Off Its Meds 

What the Night Is For overreaches.

Two adulterous lovers, separated for a decade, spend a fateful evening discovering that the spark that first flew across a book club meeting still burns in both hearts. Sounds like it could be hot and spicy, right? Or possibly tender and life-affirming. Or some combination thereof. But in playwright Michael Weller and director Ray Reinhardt's hands, Playhouse West's production of What the Night Is For is an extended muddle that often produces the same feeling one gets watching a couple argue in a mall.

The beginning is promising. Lindy and Adam pick at room-service food and steal glances at each other over a table in her hotel room. She is in town for a conference, he for a client meeting. They talk about old times and their new families and dance around the question that clearly haunts them both: Should we have let each other go? Her nervousness and the intense way he watches her make sense; the tension is palpable. Marvin Greene smolders as Adam; he captures a man caught in a "perfectly functional" but loveless marriage beautifully. But Lois Grandi is not as convincing, perhaps because Weller has given Lindy a raft of challenges that require more subtlety than Grandi brings to the role. Her second-act meltdown is painful to watch, and the second act isn't as strong as the first to begin with, which makes the play feel even longer than the seemingly endless night the two spend together.

Weller is American, but his play debuted in England. He claims that is because Americans don't get it, but I don't think that's the problem; even with über-hottie Gillian "Agent Scully" Anderson playing Lindy in the London premiere, people were squirming in their seats. The problem is that Weller has substituted exposition for emotion. There are some good ideas here, some delicate things about relationship and commitment that clearly resonated with the audience the night I went, but they're clouded by psychobabble and pointless stories. For example, Lindy is waiting for a phone call from some street kid who looks like nothing so much as a weak device to explain why she answers the phone when it could be her husband. Adam doesn't fare much better with long tales of his ice-maiden wife and his business partner's father's mistress.

Meanwhile, to put it bluntly, there isn't enough sex. What there is apparently takes place between acts while the audience is out in the lobby eating biscotti and checking in with the sitter; the second act begins with Lindy sliding coyly out of bed wrapped in the sheet so she can put on her nightgown in the bathroom. The dialogue explaining that an older woman needs to be modest rings totally false. The whole thing feels like Weller was afraid nobody would be able to cast his play if he gave a character a single Full Monty moment -- or a chance to just sit quietly and not be talking endlessly about what happened ten years or ten minutes ago, even if the dialogue is peppered with witty one-liners such as "I wasn't sleeping, I was checking my eyelids for holes," and "Adultery is one thing, but I draw the line at exercise."

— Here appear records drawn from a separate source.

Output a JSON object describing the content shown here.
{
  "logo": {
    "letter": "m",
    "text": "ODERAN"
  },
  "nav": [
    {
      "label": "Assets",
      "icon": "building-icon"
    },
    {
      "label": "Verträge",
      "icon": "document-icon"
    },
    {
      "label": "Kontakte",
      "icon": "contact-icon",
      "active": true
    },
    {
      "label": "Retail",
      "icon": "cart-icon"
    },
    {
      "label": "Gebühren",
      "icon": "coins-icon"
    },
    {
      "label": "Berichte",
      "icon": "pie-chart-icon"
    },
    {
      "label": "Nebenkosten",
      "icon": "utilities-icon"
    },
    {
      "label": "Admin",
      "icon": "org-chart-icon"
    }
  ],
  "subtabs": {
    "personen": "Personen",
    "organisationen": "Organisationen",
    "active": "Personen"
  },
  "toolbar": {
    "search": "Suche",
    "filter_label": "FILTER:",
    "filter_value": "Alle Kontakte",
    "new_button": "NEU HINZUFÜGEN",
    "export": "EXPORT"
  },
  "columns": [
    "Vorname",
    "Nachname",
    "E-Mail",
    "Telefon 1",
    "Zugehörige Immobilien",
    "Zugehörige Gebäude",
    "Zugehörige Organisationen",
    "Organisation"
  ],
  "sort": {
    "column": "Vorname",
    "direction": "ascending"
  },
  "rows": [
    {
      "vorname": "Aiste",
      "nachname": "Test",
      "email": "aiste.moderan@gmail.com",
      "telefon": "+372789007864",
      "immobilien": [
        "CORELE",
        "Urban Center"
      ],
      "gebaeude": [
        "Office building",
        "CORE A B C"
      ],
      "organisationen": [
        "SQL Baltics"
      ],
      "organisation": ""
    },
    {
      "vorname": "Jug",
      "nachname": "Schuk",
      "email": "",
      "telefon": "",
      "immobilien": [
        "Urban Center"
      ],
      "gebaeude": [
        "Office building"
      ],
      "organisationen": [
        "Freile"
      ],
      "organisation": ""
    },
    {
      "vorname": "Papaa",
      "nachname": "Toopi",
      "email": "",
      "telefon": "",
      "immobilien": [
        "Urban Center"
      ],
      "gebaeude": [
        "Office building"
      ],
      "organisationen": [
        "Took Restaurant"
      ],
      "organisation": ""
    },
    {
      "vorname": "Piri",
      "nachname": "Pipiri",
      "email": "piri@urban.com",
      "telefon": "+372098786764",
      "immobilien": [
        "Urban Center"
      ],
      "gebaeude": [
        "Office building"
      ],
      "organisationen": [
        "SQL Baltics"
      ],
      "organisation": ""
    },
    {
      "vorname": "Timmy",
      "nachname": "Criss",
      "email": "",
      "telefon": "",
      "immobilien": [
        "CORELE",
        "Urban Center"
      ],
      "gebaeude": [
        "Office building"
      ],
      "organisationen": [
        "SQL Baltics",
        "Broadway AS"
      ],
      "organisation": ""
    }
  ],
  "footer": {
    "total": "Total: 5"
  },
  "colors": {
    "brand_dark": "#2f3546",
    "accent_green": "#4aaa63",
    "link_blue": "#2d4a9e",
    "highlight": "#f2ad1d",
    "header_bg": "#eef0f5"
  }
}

Weller seems determined to make clunky things work, and the devices he chooses strain the imagination, even if one suspects they're based on things that he saw or heard about. Both marriages don't need to be so completely wretched for us to feel sympathetic to the lovers' plight. The heroine doesn't need to form a big-sister relationship with an absent street kid to show that she has a sympathetic side to counterbalance her aggressive energy. The heroine, for that matter, doesn't need to go off her meds so we see that there's yet another potential roadblock in the path of True Love. Weller has the verbal fencing part down, but it's not the sort of argument one can take even a voyeuristic pleasure in witnessing.